Chillicothe, Georgia, June 1979
Martha counted the Kotex pads in the bathroom every month. Even though she spent half the day sprawled across the sofa drunk out of her mind, or just not at home at all, somehow she was always sober enough by the fifteenth of the month to take inventory of the feminine hygiene products like a pimply-faced stock clerk in a drugstore. The first month I missed my period, I took out my daily rations and tossed them into the garbage can in the girls’ bathroom at school. But the following month, I was out of school for the summer and completely forgot. I didn’t have some grand plan for what I would do. I guess I just tried to wish it all away.

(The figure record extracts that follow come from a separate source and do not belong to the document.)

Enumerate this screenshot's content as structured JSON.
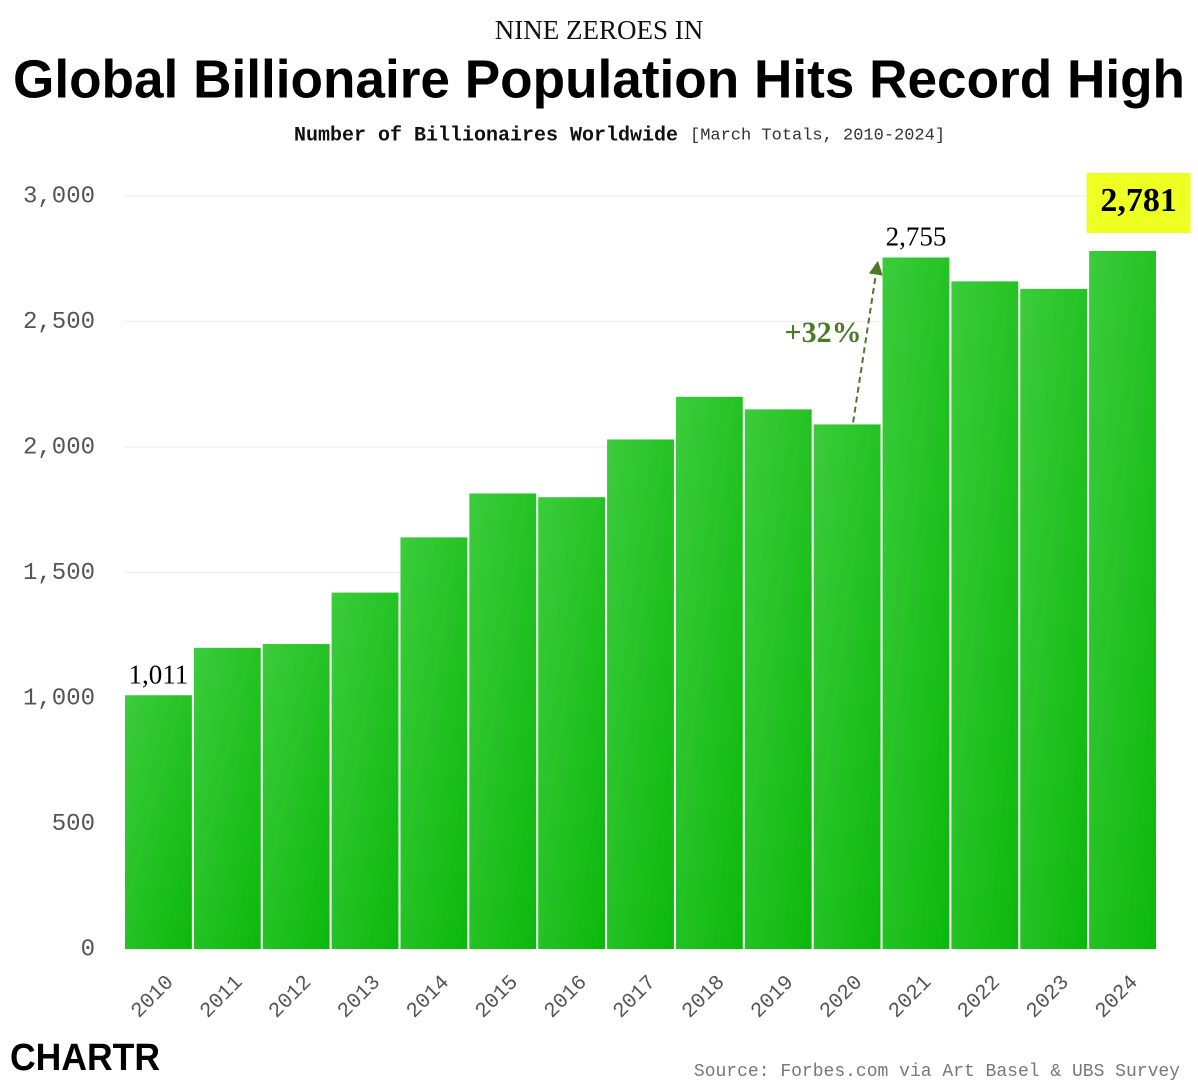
{
  "chart_data": {
    "type": "bar",
    "kicker": "NINE ZEROES IN",
    "title": "Global Billionaire Population Hits Record High",
    "subtitle": "Number of Billionaires Worldwide",
    "subtitle_note": "[March Totals, 2010-2024]",
    "categories": [
      "2010",
      "2011",
      "2012",
      "2013",
      "2014",
      "2015",
      "2016",
      "2017",
      "2018",
      "2019",
      "2020",
      "2021",
      "2022",
      "2023",
      "2024"
    ],
    "values": [
      1011,
      1200,
      1215,
      1420,
      1640,
      1815,
      1800,
      2030,
      2200,
      2150,
      2090,
      2755,
      2660,
      2630,
      2781
    ],
    "value_labels": [
      "1,011",
      null,
      null,
      null,
      null,
      null,
      null,
      null,
      null,
      null,
      null,
      "2,755",
      null,
      null,
      "2,781"
    ],
    "color": "#22c022",
    "highlight_color": "#eeff22",
    "annotation": "+32%",
    "annotation_color": "#4a7a2a",
    "ylim": [
      0,
      3000
    ],
    "yticks": [
      0,
      500,
      {
        "value": 1000,
        "label": "1,000"
      },
      {
        "value": 1500,
        "label": "1,500"
      },
      {
        "value": 2000,
        "label": "2,000"
      },
      {
        "value": 2500,
        "label": "2,500"
      },
      {
        "value": 3000,
        "label": "3,000"
      }
    ],
    "grid": true,
    "source": "Source: Forbes.com via Art Basel & UBS Survey",
    "brand": "CHARTR"
  }
}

I was sitting on the bed reading a book in the small bedroom I shared with Sam at Willie Jay’s house. Sam was outside playing somewhere. It was hot inside the house, but with the roller shade pulled down, the room offered a little relief from the full brunt of the summer heat. A quiet spot where I could perch my nose inside a book and escape this house. His house.
I heard Martha’s footsteps stomping toward my room. She burst through the door. “Are you pregnant?!”
Shock raced through me. “I . . . I . . .” I suddenly realized I had forgotten to take my napkin rations from the bathroom. I didn’t know how to answer her. I was too scared.
“I asked you a question. Answer me.” Martha’s voice was brittle, like she was on the brink of tears.
Before I could utter a word, Martha leapt across the small room and slapped me so hard it made my ears ring. “Answer me, you lil’ bitch!” Then she started to cry. “Why would you do this to me?”